More Content - Including Podcasts

Wednesday, June 8, 2011

HP Discover and The Digital Hospitals of the Future

Baldur Johnsen noted that this session is based on forward looking statements and isn't a commitment from HP to deliver these ideas.

Noted that health care practitioners are an aging profession. That the attrition of nursing staff is an issue in North America.

Evolving and changing business models in US health care with billing shifts. Outside of the US, increased privatization of Health Care, Public Private Partnerships, and the movement of risk from the public to the private sector.

Key technology shifts including mobile, cloud, and pervasive or ubiquitous computing, the consumer driving the enterprise, and connectivity.

Parallel drawn between phones and the autonomic user interface and how this can be applied to mobile, pervasive, ubiquitous tools for health care provision.

HP Richter accelerometer is a silicon based device, the most sensitive ever made, at about 1000x more sensitive than competitors products. So sensitive that they can measure in 3 dimensions and measure heart rate as well as breathing simultaneously.

Segue to the concept of the digital hospital. Quote from Peter Drucker, stating "the hospital is all together the most complex human organization ever devised."
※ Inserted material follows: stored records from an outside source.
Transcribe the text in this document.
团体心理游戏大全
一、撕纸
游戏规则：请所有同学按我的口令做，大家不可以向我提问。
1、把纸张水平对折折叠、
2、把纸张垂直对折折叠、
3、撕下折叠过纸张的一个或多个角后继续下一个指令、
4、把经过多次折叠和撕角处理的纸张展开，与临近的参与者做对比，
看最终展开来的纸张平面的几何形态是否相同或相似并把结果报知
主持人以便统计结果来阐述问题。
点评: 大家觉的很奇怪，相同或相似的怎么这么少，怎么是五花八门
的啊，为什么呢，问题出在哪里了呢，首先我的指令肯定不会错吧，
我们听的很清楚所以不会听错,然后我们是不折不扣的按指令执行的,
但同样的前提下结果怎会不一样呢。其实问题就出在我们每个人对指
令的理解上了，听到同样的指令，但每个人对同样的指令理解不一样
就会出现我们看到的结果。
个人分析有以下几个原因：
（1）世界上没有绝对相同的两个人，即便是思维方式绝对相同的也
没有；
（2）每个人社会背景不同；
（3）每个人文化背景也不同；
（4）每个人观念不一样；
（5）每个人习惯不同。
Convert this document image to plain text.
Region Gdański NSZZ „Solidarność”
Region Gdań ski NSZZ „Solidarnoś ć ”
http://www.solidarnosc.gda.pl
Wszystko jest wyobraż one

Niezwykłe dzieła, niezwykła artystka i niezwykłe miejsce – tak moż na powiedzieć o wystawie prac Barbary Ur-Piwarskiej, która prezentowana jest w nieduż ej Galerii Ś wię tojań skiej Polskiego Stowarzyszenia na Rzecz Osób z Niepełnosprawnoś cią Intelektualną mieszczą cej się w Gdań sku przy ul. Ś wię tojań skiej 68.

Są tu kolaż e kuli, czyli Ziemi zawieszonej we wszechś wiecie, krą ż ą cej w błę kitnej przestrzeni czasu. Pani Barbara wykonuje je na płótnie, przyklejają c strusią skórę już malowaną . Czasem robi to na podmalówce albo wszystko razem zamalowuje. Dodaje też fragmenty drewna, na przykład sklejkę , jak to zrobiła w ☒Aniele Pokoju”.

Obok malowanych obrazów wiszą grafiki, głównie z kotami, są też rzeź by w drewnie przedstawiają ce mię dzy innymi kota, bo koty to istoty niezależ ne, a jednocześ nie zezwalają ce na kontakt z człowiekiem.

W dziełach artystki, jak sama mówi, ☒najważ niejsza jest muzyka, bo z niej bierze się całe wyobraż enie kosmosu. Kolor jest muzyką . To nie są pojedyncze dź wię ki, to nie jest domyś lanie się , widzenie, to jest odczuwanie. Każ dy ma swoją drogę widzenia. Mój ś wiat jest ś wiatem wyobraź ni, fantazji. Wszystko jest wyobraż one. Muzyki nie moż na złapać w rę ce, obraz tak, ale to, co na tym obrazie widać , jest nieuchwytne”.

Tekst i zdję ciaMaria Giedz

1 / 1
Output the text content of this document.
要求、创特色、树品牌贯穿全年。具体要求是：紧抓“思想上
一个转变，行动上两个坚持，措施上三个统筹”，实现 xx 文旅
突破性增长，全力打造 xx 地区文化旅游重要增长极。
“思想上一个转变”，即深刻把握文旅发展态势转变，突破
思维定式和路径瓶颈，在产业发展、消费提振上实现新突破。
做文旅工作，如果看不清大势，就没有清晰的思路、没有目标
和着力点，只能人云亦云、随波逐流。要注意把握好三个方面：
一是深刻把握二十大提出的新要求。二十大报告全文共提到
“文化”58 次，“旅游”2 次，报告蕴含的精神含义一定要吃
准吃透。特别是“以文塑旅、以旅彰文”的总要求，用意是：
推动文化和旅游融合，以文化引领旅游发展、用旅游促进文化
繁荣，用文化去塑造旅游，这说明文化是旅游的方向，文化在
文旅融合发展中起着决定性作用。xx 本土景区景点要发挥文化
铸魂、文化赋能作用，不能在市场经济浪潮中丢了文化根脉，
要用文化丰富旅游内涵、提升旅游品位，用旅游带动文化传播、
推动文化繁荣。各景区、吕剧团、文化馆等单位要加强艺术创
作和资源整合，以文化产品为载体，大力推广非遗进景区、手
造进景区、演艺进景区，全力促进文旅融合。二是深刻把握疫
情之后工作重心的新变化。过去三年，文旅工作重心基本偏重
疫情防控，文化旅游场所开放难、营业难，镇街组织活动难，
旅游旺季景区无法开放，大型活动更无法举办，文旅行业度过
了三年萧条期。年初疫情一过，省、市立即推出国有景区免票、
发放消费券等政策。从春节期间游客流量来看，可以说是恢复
The average proportion of a nurses time spent on direct patient care during the active part of a shift is 19%. this is from a 2008 time and motion study in the Permanente Journal across 36 US hospitals. This implies 5 nurses are needed per shift to ensure patients get full time direct patient care.

The theory for a solution is proposed as Care Orchestration, improving clinical and operational efficiency through coordination. Dealing with complexity and interruptions of cognitive and workflow. Resource and process management via event handling, alert management, process flows and identifying bottlenecks, team coordination, and work prioritization.

Noted the importance of convergence in information technologies supporting facilities, medical treatment, and communications. These often operate as three silos of infrastructure, and I would add education and administration as two more potential silos.

The theory is to have pervasive mobile technologies that cross all silos as needed.

Like in many other industries, the economic model is that value is driven by convergence, but this will require significant changes not only to process and organizational governance, but also to the management and governance of data in any state it might be in for compliance.

Video animation provided to illustrate the proposal of how these communications, mobility, and convergence technologies can work together in a use case scenario of transforming the health care world. Using a setof technologies, none of which were brand new, pointed to the fact that it seems simple to just pull this together and automate. There are governance and human care issues that I feel were overlooked in the scenario illustrated of a MVA victim being cared for in an australian hospital.

An illustration was brought up, a functional solution framework indicating how technologies existing today, and where the key integration points are.

Key examples cited are to start by building a converged medical infrastructure, steeped heavily in security for privacy and data governance reasons. Networks and servers and storage are the first points HP addresses, and refers to this as IP convergence points.

Next is client computing infrastructure and the first lift here is proposed as VDI, followed by unified communications and collaboration. This is followed closely in the HP list by messaging & alerts via an integrated alert bus.

From a privacy and data management perspective, patient identification, patient and clinical interactive systems, and asset tracking and management are important for patient care, HCP efficiency, and administrative cost management and risk reduction.

The example keeps being cited of patients pushing a button on a screen to request apple juice or noting pain and requesting meds, to which nurses get an electronic message and pass it on to the appropriate other health care staff whether clinical, pharmaceutical, or administrative support. HP is not acknowledging that the nurses should be going to the patient to assess the validity of the request, or understand if there are mitigating circumstances or health care risks posed by the patients request.

The solution framework map suggested is quite simply, it just has a layer of security separation placed between the converged infrastructure, the integration engine, and the application layer moving upwards, and the underpinning physical access modes.

The discussion moved on to where else besides the hospital is this concept extended into the healthcare community. The mode described is virtual health management, enabling care coordination beyond the hospital and clinic walls.

Key take aways were noted as:
Health care services are in dire need of of paradigm shift in efficient care.
Applying tech in innovative ways tom improve operational efficiency enables health care coordination and improves patient outcomes

Question was asked about actual case studies. Quoted was a 2009 completion of a cooperative effort in a Swedish hospital that is not the full vision, but implemented key parts. It was originally designed for a capture population of 300,000, but due to the efficiencies they've implemented, they've expanded the capture population to 500,000 people.

Another question was regarding integrating current technologies and or other vendors who are best in breed in their particular devices. HP claimed full ability to interoperate with all other vendors as needed.

Question posed if there is a nationwide forum of practitioners in healthcare that HP is consulting. HP claims 9,000 people in health related technology roles. HP runs a health care information system in several Spanish hospitals that they completely develop and support. There's a cared management system called Atlantis that is available to se on the show floor.